Поджимаю губы. Не хочу ничего ему говорить. Кто он такой, чтобы ему вообще что-то рассказывать?
– Как давно ты…
– Поехали, – прерываю вопрос, который я даже слышать не хочу.
Все-таки он вставляет ключ и поворачивает его. Машина мерно заурчала.
– А какая причина? – ему просто интересно, впрочем, многие спрашивают.
Людям попросту хочется знать все грязные подробности твоей гребаной жизни. Им неинтересно, какая ты личность и что у тебя внутри. Гораздо проще покопаться в белье, вытащить на свет драные портки, позабавиться или ужаснуться как все плохо у других людей. Или, еще лучше, заявить: «А мои трусы еще рванее, но я же не сажусь от этого на наркоту! Посмотрите на него, какой он слабак!».
Мерзость. Ненавижу людей.
Внутри что-то неприятно колет, и я пытаюсь сдержать все те нервные движения, что выдадут с потрохами.

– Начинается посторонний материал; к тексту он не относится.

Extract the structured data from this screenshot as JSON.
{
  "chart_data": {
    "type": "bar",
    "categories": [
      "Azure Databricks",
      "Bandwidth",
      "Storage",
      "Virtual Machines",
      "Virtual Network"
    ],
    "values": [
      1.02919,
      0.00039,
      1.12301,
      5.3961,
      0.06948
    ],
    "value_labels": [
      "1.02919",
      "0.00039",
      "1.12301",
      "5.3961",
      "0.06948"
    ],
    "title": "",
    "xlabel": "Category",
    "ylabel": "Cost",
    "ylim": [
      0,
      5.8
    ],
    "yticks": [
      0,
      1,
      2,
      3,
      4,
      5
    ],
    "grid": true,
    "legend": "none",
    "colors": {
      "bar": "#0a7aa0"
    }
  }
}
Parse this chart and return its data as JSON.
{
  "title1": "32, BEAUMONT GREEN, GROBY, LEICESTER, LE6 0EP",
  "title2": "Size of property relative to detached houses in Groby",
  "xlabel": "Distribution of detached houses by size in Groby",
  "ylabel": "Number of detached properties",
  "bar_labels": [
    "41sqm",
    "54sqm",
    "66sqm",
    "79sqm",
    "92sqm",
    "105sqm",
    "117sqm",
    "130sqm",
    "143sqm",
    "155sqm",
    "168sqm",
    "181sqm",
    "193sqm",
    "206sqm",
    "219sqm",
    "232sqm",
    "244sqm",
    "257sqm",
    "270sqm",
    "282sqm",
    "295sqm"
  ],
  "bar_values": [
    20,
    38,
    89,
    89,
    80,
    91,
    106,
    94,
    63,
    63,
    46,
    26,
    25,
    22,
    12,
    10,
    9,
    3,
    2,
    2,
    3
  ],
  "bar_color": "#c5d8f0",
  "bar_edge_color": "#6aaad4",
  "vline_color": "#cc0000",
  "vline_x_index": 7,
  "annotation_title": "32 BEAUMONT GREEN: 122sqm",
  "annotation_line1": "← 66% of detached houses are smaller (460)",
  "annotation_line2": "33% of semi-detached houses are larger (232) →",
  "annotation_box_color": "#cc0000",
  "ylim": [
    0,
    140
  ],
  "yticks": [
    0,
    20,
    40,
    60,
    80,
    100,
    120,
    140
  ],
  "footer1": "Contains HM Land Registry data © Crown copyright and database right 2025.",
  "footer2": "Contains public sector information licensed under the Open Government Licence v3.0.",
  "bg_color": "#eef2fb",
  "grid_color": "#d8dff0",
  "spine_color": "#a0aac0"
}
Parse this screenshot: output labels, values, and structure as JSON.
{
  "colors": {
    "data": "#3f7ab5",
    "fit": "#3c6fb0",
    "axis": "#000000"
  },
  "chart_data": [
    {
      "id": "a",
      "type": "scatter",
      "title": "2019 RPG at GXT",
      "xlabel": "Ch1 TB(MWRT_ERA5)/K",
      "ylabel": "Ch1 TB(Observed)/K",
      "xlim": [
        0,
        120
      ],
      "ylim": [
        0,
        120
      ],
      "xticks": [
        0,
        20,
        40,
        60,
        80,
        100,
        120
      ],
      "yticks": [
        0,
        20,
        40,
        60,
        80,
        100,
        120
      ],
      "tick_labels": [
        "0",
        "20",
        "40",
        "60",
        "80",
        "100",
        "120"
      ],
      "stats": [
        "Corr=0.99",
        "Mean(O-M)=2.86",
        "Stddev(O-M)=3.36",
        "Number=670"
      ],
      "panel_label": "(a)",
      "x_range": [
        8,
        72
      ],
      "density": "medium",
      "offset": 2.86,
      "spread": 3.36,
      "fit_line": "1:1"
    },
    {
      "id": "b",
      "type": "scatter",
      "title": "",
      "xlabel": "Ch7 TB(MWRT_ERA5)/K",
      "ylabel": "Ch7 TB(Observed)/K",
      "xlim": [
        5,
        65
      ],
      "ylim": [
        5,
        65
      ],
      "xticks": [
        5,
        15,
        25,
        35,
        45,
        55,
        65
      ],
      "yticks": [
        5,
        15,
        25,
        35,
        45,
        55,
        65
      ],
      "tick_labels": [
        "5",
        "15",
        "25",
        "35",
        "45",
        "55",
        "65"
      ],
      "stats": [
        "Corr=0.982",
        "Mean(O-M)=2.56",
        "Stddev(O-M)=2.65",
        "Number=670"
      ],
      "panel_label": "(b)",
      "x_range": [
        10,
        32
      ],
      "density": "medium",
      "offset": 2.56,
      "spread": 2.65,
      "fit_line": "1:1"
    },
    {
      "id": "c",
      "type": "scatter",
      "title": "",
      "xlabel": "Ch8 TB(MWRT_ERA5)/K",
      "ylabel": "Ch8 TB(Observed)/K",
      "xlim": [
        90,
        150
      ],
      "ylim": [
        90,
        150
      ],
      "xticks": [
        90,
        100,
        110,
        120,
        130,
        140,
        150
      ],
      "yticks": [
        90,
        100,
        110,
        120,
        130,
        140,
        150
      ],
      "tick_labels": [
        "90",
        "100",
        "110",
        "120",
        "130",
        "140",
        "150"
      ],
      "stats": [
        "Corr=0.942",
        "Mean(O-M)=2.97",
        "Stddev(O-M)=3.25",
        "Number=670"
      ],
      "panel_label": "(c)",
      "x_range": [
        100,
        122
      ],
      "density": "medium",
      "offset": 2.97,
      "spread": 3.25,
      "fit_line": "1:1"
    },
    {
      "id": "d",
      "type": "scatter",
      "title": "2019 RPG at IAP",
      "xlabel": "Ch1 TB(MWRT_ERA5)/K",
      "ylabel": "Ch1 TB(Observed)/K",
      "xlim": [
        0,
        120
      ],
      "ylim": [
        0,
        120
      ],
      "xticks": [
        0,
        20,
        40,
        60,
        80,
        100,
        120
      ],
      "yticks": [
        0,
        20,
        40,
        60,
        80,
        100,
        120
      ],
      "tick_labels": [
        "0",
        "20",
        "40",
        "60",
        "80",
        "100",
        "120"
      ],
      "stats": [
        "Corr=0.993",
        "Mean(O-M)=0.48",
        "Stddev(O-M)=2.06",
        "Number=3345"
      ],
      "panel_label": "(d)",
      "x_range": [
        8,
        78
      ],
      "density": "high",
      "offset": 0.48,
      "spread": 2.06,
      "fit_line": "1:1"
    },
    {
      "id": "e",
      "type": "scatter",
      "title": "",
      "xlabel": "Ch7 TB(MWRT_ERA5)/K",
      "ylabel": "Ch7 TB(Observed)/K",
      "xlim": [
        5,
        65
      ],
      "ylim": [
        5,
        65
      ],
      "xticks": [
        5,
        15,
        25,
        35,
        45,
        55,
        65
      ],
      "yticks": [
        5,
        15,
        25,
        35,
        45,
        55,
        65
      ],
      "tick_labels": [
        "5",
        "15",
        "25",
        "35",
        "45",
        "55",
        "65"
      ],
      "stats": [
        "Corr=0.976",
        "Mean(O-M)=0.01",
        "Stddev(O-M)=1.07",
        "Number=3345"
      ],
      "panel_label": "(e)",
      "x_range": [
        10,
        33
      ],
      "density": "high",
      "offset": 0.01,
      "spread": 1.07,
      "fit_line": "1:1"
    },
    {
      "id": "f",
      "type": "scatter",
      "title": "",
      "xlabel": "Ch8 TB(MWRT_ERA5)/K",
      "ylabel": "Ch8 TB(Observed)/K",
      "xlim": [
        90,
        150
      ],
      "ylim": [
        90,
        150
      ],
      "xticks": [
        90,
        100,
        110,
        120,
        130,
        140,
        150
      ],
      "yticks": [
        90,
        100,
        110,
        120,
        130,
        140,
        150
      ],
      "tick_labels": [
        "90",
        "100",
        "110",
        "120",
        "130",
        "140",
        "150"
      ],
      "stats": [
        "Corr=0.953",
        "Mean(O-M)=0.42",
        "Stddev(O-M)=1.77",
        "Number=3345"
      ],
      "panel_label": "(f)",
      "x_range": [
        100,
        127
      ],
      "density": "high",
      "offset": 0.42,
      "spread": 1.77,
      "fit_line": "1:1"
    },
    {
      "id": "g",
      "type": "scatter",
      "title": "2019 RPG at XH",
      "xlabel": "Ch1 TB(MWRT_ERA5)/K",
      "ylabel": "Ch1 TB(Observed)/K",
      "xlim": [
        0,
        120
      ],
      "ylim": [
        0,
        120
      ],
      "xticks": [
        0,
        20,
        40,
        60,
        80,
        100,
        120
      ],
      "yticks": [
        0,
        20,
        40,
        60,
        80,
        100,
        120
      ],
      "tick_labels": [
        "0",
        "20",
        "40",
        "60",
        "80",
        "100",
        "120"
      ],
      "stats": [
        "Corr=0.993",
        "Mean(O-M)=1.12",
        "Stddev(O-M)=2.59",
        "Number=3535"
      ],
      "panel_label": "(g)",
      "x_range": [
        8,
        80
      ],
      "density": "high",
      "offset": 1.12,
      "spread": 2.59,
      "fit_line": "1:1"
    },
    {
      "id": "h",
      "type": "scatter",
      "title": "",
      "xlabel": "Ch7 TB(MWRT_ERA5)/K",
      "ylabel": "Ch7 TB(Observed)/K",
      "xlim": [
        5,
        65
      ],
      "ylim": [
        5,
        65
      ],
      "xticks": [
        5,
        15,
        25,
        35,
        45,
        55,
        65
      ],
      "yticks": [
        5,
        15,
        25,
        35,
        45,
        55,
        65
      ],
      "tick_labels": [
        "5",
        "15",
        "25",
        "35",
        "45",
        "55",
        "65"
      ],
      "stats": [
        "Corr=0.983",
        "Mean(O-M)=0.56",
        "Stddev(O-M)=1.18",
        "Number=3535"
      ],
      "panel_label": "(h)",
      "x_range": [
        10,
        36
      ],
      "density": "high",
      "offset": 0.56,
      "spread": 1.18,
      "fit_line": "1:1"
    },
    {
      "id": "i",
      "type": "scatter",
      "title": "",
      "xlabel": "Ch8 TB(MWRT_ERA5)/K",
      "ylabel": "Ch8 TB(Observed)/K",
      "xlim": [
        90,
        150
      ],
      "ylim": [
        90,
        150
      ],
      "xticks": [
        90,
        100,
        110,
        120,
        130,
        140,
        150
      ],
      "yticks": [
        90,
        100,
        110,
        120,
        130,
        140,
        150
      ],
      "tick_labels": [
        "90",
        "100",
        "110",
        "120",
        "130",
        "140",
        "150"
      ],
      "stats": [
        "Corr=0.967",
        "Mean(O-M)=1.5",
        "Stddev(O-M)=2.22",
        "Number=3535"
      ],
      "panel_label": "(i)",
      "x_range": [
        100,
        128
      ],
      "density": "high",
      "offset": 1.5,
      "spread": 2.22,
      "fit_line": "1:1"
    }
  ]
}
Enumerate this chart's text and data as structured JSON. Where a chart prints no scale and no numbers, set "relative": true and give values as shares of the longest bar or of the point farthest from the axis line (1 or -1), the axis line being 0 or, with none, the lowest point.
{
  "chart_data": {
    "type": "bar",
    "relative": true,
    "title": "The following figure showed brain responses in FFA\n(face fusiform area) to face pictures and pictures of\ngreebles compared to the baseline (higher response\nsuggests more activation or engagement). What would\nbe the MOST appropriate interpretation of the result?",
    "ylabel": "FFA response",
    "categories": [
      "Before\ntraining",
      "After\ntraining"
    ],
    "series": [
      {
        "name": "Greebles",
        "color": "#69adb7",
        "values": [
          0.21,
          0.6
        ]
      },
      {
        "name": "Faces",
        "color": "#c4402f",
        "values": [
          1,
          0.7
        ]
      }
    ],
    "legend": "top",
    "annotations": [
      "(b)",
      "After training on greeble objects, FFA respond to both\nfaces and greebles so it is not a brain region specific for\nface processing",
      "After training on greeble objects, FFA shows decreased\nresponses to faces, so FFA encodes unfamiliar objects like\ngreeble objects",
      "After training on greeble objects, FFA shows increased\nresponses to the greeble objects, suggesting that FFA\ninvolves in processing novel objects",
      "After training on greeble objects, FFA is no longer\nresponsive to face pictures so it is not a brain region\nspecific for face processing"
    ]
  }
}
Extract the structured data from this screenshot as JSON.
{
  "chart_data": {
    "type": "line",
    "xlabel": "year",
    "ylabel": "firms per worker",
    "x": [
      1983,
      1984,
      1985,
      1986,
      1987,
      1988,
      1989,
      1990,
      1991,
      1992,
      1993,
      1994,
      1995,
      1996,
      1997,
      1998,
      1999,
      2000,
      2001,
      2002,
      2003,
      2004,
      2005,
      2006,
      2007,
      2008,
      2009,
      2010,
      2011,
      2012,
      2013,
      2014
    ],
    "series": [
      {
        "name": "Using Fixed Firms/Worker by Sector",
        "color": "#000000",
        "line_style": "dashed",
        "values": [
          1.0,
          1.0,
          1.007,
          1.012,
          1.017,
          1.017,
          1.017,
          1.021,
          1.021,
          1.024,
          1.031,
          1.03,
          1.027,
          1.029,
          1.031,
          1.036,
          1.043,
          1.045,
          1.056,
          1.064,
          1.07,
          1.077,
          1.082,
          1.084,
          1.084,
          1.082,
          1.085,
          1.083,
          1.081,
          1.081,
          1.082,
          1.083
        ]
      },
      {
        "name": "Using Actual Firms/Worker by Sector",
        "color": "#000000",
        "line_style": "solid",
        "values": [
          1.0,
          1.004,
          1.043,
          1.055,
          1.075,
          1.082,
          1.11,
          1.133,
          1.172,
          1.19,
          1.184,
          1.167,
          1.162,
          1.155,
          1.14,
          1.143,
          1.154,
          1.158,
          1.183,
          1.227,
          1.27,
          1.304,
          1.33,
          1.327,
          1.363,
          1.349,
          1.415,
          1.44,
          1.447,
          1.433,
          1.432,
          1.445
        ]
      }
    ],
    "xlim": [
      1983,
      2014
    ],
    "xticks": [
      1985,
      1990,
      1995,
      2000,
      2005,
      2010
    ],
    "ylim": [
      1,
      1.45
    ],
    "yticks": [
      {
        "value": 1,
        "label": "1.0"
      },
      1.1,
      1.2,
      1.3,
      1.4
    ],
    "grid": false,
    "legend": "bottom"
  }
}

– Причина? – в упор смотрю на него. – Её нет. Нахрен причину. Просто захотелось.
И он кивает. Ни черта не поверив.
Мы двинулись навстречу дому, где меня ждут. Тем, к кому я с радостью спешу.
*****
Впервые за долгое время поднимаюсь в Приют Матушки со странным надломом внутри. Мне больно и горько. Мои раны вновь задеты, коросты, которые только было появились, нагло отодраны и мне по-настоящему больно. Одиночество снедает меня. Но ведь я иду домой, так? Почему каждый шаг дается все труднее? Так, словно ноги мои кто-то держит. Вздыхаю, глубоко и тяжело. В груди рвет от сдерживаемых слез.
– Это революция! Господа! ДА! – громкие выкрики, катающегося от смеха на полу Гоп-стопа, заставляют меня вздрогнуть и пару раз моргнуть.
Сознание проясняется на какое-то время и мне вдруг страшно.
– Последний раз, – повторяю шепотом, словно мантру, эти слова, хотя вдруг понимаю, что не верю в них.
Что случилось? Не могли же недавние события и посещение могилы друга что-то разбудить во мне? Нет. Такие, как я так просто не уходят с той дороги, на которую вышли.
Пудинг удивленно ощупывает свое лицо, сидя, прислонившись к обшарпанной стене и размазывая своими пальцами недавно извергнутое содержимое желудка. Улыбается мне грязными зубами в остатках полупереваренной пищи. И мне впервые не удается сделать то же самое в ответ.